Up in the command center, facing the dance floor, the Geat shuffled through his vinyl, like he's been doing for the past 40 years, searching for just the right mood transformer. As the dance floor grew more and more frenzied, the Geat woofed:
"I see you out there, Sherry. My life, my love, my dream come true!"
"Councilman DiCicco! In the house!"
Out on the dancefloor, the daring were working it hard, trying to keep up with the Geat's frenetic beat. It could have been 1965--except that now, instead of facing a dancefloor filled with teens as he did all those years ago, the Geat's loyal assembly spans in age from 25 to 70--literally.
The scene at Memories is reminiscent of a parish picnic, except it seems that someone has gone and spiked the punch with some seriously jacked-up brew.
"Here we goooooooo," the Geat says from his perch, transitioning from a Barry White soul groove to an uptempo Isley Brothers favorite.
On the floor, the dancers quickly reassemble. Some, frightened by the challenge, quickly walk off.
There are many sides to the legend the city has come to know as the Geator with the Heator, and club spinner is just one. It's the one that's always kept his portfolio flush.
But over time, Blavat has also become a historian of early rock and soul, perhaps the nation's top historian, and that's the part of him that houses his greatest passion. On the radio--he still broadcasts on a number of small AM stations, best heard on the Web (geatorgold.net)--he often spins deep and obscure songs that go way back. You can tell by the way he talks he's never lost his love for the music.
Sometimes, when he's in the right mood, he'll tell his audience what he knows about the song, about the artist who sang the song, about the producer, the record company--he may even tell you who got screwed in the deal (it's always the artist) and who's to blame. The Geator knows stuff. A lot of stuff.
Ironically, because he's stayed so true to the music that launched his career, he's more famous today than he was in his so-called heyday. Over the past year, he's been featured in Vanity Fair and The New York Times. Ben Vaughn, the eclectic music producer/performer and Philadelphia native, is working on a documentary about Blavat. There's even talk of an HBO show based on his life.
All these years later, the Geator is still Philadelphia's main man.
It's late in the evening at Memories, and the Geat's got the tunes seriously going on. He's been mixing in some retro disco essentials, and the dancefloor has filled, knee to knee, elbow to elbow.

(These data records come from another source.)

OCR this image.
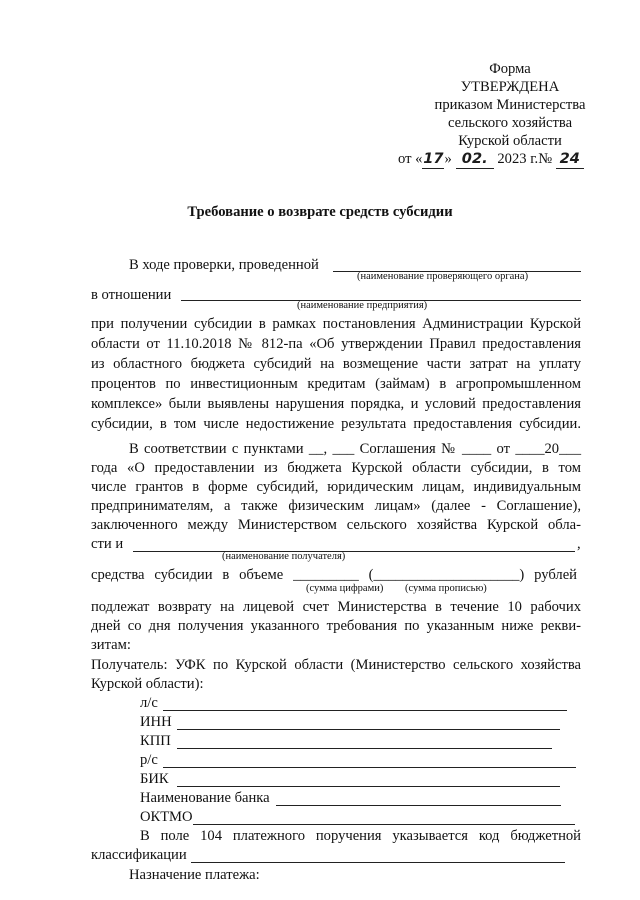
Форма
УТВЕРЖДЕНА
приказом Министерства
сельского хозяйства
Курской области
от «17» 02. 2023 г.№ 24
Требование о возврате средств субсидии
В ходе проверки, проведенной
(наименование проверяющего органа)
в отношении
(наименование предприятия)
при получении субсидии в рамках постановления Администрации Курской
области от 11.10.2018 № 812-па «Об утверждении Правил предоставления
из областного бюджета субсидий на возмещение части затрат на уплату
процентов по инвестиционным кредитам (займам) в агропромышленном
комплексе» были выявлены нарушения порядка, и условий предоставления
субсидии, в том числе недостижение результата предоставления субсидии.
В соответствии с пунктами __, ___ Соглашения № ____ от ____20___
года «О предоставлении из бюджета Курской области субсидии, в том
числе грантов в форме субсидий, юридическим лицам, индивидуальным
предпринимателям, а также физическим лицам» (далее - Соглашение),
заключенного между Министерством сельского хозяйства Курской обла-
сти и	,
(наименование получателя)
средства субсидии в объеме _________ (____________________) рублей
(сумма цифрами) (сумма прописью)
подлежат возврату на лицевой счет Министерства в течение 10 рабочих
дней со дня получения указанного требования по указанным ниже рекви-
зитам:
Получатель: УФК по Курской области (Министерство сельского хозяйства
Курской области):
л/с
ИНН
КПП
р/с
БИК
Наименование банка
ОКТМО
В поле 104 платежного поручения указывается код бюджетной
классификации
Назначение платежа:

Up in the control booth, Blavat is rocking back and forth to the music.
He has spotted the pilgrimage boys, whom he met previously at different intersections along his long and winding road.
"Only one newspaper worth reading," he woofs, somehow saying it in a way that keeps to the music's beat. "That would be the Phiiiiillllllllllllllaaaaaadelphia Weekly!" Pause. "And let's not forget the greatest of the great, the South Philadelphia Review, ladies and gentleman."
The pilgrimage boys wave up to the Geat, who points back, salutes, then quickly returns to the music.
With the hour getting late and a trip back to Philly to go, the pilgrimage boys very reluctantly survey the dancefloor one last time, then head for the door.
Outside, a soft summer breeze wafts off the bay. There is an eerie quiet. But if you listen closely, you can still hear the call of the Geator with the Heator, the man with the plan, the yon teen sensation of this here fabulous nation, rallying his troops to shake their moneymakers one last time, because in this life, as he has been reminding Philadelphians for 40 years, you only rock once.